Odometer : measure total distance since installation (value lost if battery removed so remember the value and update it after a battery change)
* : hold left button > 3s to reset before each new trip)


Wheel circumference must be entered in mm. For a 14″ wheel theorical value is
14 inch x 25,4 mm/inch x pi = 1117 mm
With values of 1116 or 1118, the adjustment can be made up to +- 0,1% accuracy.

Wheel diam «  10 12 14 16 18
Wheel circonference mm 798 976 1117 1277 1436

Accuracy tests

I made three times the same trip around the neighbourhood. Real distance 454 m measured by  Google Earth ; distances indicated by the wheelco :

  • 456 m
  • 458 m (some zigzags to avoid a car)
  • 454 m

It works flawlessly without any adjustment needed.
Conclusion : total success ! Such accuracy would never be possible with a GPS because of interpolation, not to mention that the GPS doesn’t work correctly in an urban environment or in underground parking lots. Using the wheelco and comparing it in realtime to the Gotway Android app shows that the GW odometer is consistent with the whelco odometer (see table) but the GW’s speed counter is inflated by about 10% (20km/h wheelco => 23 km/h Android app), clear evidence that Gotway makes exagerated claims on its speed specifications.

Wheelco (km) 9.12 31.82 12.59 30.31 21.82 31.42
GW Android app (km) 9.20 31.97 12.46 30.00 21.53 31.03

3 réflexions sur « Wheelco – unicycle computer »

  1. Bruce

    I agree a wired version is better, I tried the wireless type and tried to wear the computer otn wrist. That is a no good, the wireless computer must always be facing up or horizontal to earth plane to receive signals, it will not receive signals if vertical, as when my hand is to the side of body, most of the time… And I tried hotgluing sensor to outside of body, held for a good portion, at least good enough for testing.
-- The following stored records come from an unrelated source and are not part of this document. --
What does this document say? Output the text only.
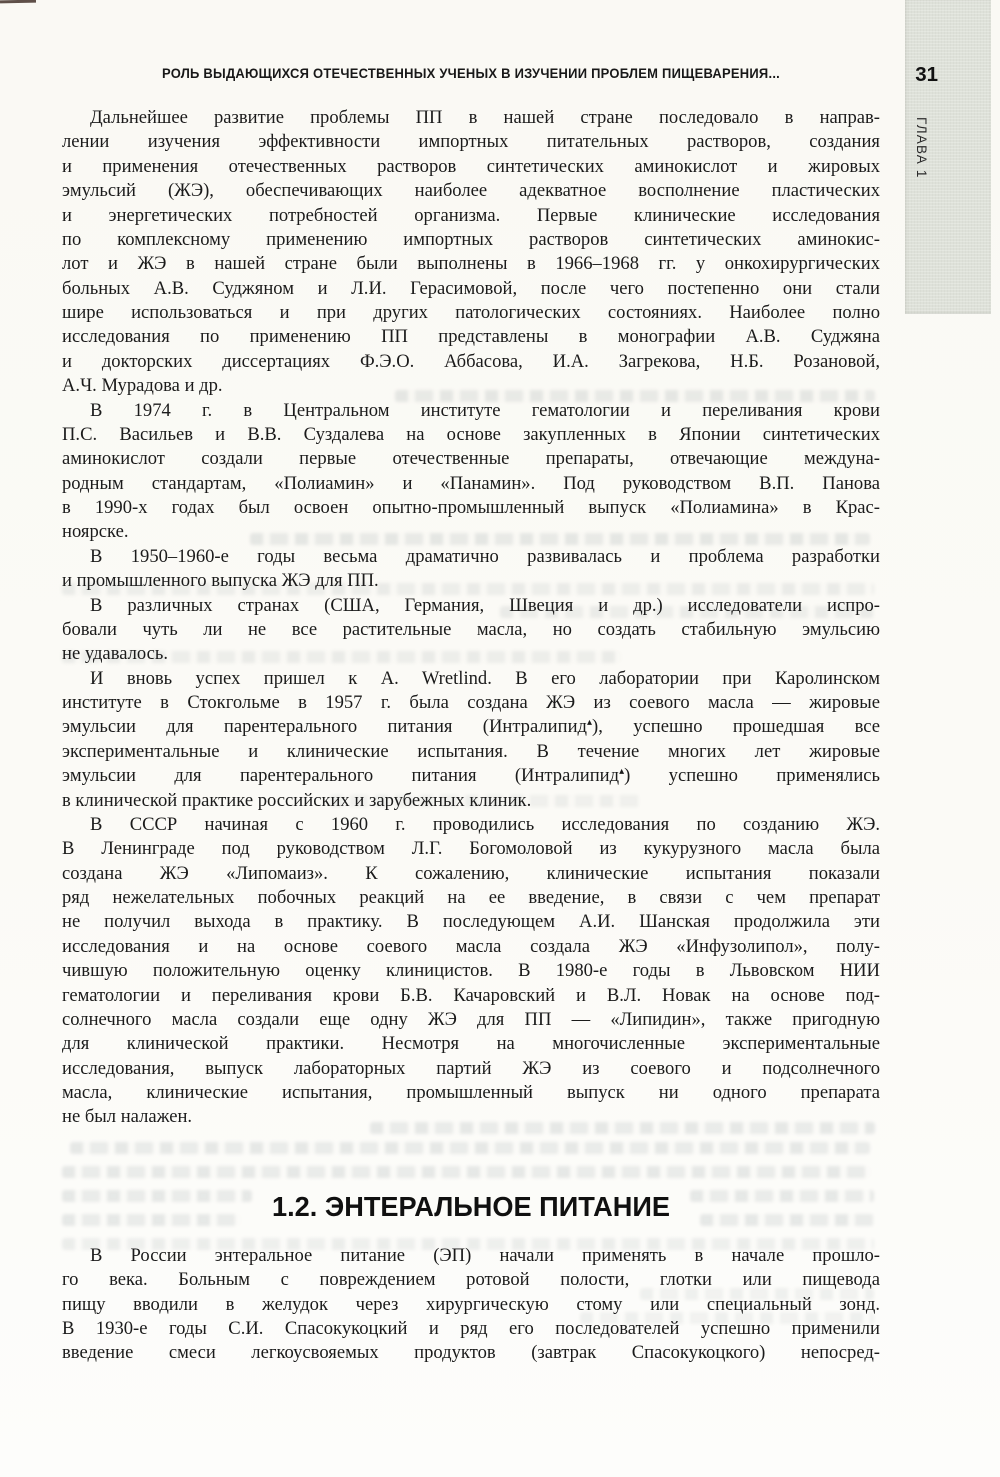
ГЛАВА 1
РОЛЬ ВЫДАЮЩИХСЯ ОТЕЧЕСТВЕННЫХ УЧЕНЫХ В ИЗУЧЕНИИ ПРОБЛЕМ ПИЩЕВАРЕНИЯ...	31
Дальнейшее развитие проблемы ПП в нашей стране последовало в направ-
лении изучения эффективности импортных питательных растворов, создания
и применения отечественных растворов синтетических аминокислот и жировых
эмульсий (ЖЭ), обеспечивающих наиболее адекватное восполнение пластических
и энергетических потребностей организма. Первые клинические исследования
по комплексному применению импортных растворов синтетических аминокис-
лот и ЖЭ в нашей стране были выполнены в 1966–1968 гг. у онкохирургических
больных А.В. Суджяном и Л.И. Герасимовой, после чего постепенно они стали
шире использоваться и при других патологических состояниях. Наиболее полно
исследования по применению ПП представлены в монографии А.В. Суджяна
и докторских диссертациях Ф.Э.О. Аббасова, И.А. Загрекова, Н.Б. Розановой,
А.Ч. Мурадова и др.
В 1974 г. в Центральном институте гематологии и переливания крови
П.С. Васильев и В.В. Суздалева на основе закупленных в Японии синтетических
аминокислот создали первые отечественные препараты, отвечающие междуна-
родным стандартам, «Полиамин» и «Панамин». Под руководством В.П. Панова
в 1990-х годах был освоен опытно-промышленный выпуск «Полиамина» в Крас-
ноярске.
В 1950–1960-е годы весьма драматично развивалась и проблема разработки
и промышленного выпуска ЖЭ для ПП.
В различных странах (США, Германия, Швеция и др.) исследователи испро-
бовали чуть ли не все растительные масла, но создать стабильную эмульсию
не удавалось.
И вновь успех пришел к A. Wretlind. В его лаборатории при Каролинском
институте в Стокгольме в 1957 г. была создана ЖЭ из соевого масла — жировые
эмульсии для парентерального питания (Интралипид▴), успешно прошедшая все
экспериментальные и клинические испытания. В течение многих лет жировые
эмульсии для парентерального питания (Интралипид▴) успешно применялись
в клинической практике российских и зарубежных клиник.
В СССР начиная с 1960 г. проводились исследования по созданию ЖЭ.
В Ленинграде под руководством Л.Г. Богомоловой из кукурузного масла была
создана ЖЭ «Липомаиз». К сожалению, клинические испытания показали
ряд нежелательных побочных реакций на ее введение, в связи с чем препарат
не получил выхода в практику. В последующем А.И. Шанская продолжила эти
исследования и на основе соевого масла создала ЖЭ «Инфузолипол», полу-
чившую положительную оценку клиницистов. В 1980-е годы в Львовском НИИ
гематологии и переливания крови Б.В. Качаровский и В.Л. Новак на основе под-
солнечного масла создали еще одну ЖЭ для ПП — «Липидин», также пригодную
для клинической практики. Несмотря на многочисленные экспериментальные
исследования, выпуск лабораторных партий ЖЭ из соевого и подсолнечного
масла, клинические испытания, промышленный выпуск ни одного препарата
не был налажен.
1.2. ЭНТЕРАЛЬНОЕ ПИТАНИЕ
В России энтеральное питание (ЭП) начали применять в начале прошло-
го века. Больным с повреждением ротовой полости, глотки или пищевода
пищу вводили в желудок через хирургическую стому или специальный зонд.
В 1930-е годы С.И. Спасокукоцкий и ряд его последователей успешно применили
введение смеси легкоусвояемых продуктов (завтрак Спасокукоцкого) непосред-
I also hotglued big round magnet on the rim near wheel, this should have been epoxied and never near toughing tire, but good for testing…. I got readings only when looking at computer, so it did not record total distance…

    1. hobby16 Auteur de l’article

      Not sure epoxy will hold stuffs very long : because epoxy tend to harden, difference in thermal dilatation with metal will end up cracking the bond. I tried hotglue too without much success because mine is of bad quality and becomes very hard when cold and then, it’s not good at anything.
      Good glue exists to enable good bonding to metal but it’s so variable I prefer not to recommend glueing.